NSJSONSerialization (and JSONSerialization in Swift) follow the general pattern:

1. If a number has only an integer part (no decimal or exponent), attempt to parse it as a long long. If that doesn't overflow, return an NSNumber with long long.
2. Attempt to parse a double with strtod_l. If it doesn't overflow, return an NSNumber with double.
3. In all other cases, attempt to use NSDecimalNumber which supports a much larger range of values, specifically a mantissa up to 38 digits and exponent between -128...127.

If you look at other examples people have posted you can see that when the value exceeds the range or precision of a double you get an NSDecimalNumber back.

Answer 2

The short answer is that you should not serialize to JSON if you require NSDecimalNumber levels of precision. JSON has only one number format: double, which has inferior precision to NSDecimalNumber.

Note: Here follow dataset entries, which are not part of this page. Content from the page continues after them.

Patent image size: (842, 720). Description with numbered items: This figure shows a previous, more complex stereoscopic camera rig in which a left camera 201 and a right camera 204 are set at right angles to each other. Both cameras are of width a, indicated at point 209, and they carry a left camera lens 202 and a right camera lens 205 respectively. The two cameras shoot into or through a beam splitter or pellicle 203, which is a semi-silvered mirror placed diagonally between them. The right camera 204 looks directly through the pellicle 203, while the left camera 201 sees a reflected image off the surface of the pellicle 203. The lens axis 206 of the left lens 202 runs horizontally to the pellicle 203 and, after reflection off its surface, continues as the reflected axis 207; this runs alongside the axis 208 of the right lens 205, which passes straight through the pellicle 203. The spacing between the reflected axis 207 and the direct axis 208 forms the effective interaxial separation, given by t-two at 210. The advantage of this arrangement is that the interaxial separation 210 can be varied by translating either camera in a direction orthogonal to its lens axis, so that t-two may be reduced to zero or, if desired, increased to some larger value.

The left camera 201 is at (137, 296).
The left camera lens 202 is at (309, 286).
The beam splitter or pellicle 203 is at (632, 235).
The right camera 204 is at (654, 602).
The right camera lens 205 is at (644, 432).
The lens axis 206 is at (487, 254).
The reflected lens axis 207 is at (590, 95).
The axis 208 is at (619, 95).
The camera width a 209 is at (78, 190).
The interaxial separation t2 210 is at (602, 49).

The long answer, which is of academic interest only, because the short answer is also the right answer, is "Not necessarily." NSJSONSerialization does sometimes deserialize as NSDecimalNumber, but it is undocumented, and I have not determined, what the set of circumstances under which it does is. For instance:

    BOOL boolYes = YES;
    int16_t int16 = 12345;
    int32_t int32 = 2134567890;
    uint32_t uint32 = 3124141341;
    unsigned long long ull = 312414134131241413ull;
    double dlrep = 1.5;
    double dlmayrep = 1.1234567891011127;
    float fl = 3124134134678.13;
    double dl = 13421331.72348729 * 1000000000000000000000000000000000000000000000000000.0;
    long long negLong = -632414314135135234;
    unsigned long long unrepresentable = 10765432100123456789ull;

    dict[@"bool"] = @(boolYes);
    dict[@"int16"] = @(int16);
    dict[@"int32"] = @(int32);
    dict[@"dlrep"] = @(dlrep);
    dict[@"dlmayrep"] = @(dlmayrep);
    dict[@"fl"] = @(fl);
    dict[@"dl"] = @(dl);
    dict[@"uint32"] = @(uint32);
    dict[@"ull"] = @(ull);
    dict[@"negLong"] = @(negLong);
    dict[@"unrepresentable"] = @(unrepresentable);

    NSData *data = [NSJSONSerialization dataWithJSONObject:dict options:NSJSONWritingPrettyPrinted error:nil];

    NSDictionary *dict_back = (NSDictionary *)[NSJSONSerialization JSONObjectWithData:data options:NSJSONReadingMutableContainers error:nil];

and in the debugger:

(lldb) po [dict_back[@"bool"] class]
__NSCFBoolean
(lldb) po [dict_back[@"int16"] class]
__NSCFNumber
(lldb) po [dict_back[@"int32"] class]
__NSCFNumber
(lldb) po [dict_back[@"ull"] class]
__NSCFNumber
(lldb) po [dict_back[@"fl"] class]
NSDecimalNumber
(lldb) po [dict_back[@"dl"] class]
NSDecimalNumber
(lldb) po [dict_back[@"dlrep"] class]
__NSCFNumber
(lldb) po [dict_back[@"dlmayrep"] class]
__NSCFNumber
(lldb) po [dict_back[@"negLong"] class]
__NSCFNumber
(lldb) po [dict_back[@"unrepresentable"] class]
NSDecimalNumber

So make of that what you will. You should definitely not assume that if you serialize an NSDecimalNumber to JSON that you will get an NSDecimalNumber back out.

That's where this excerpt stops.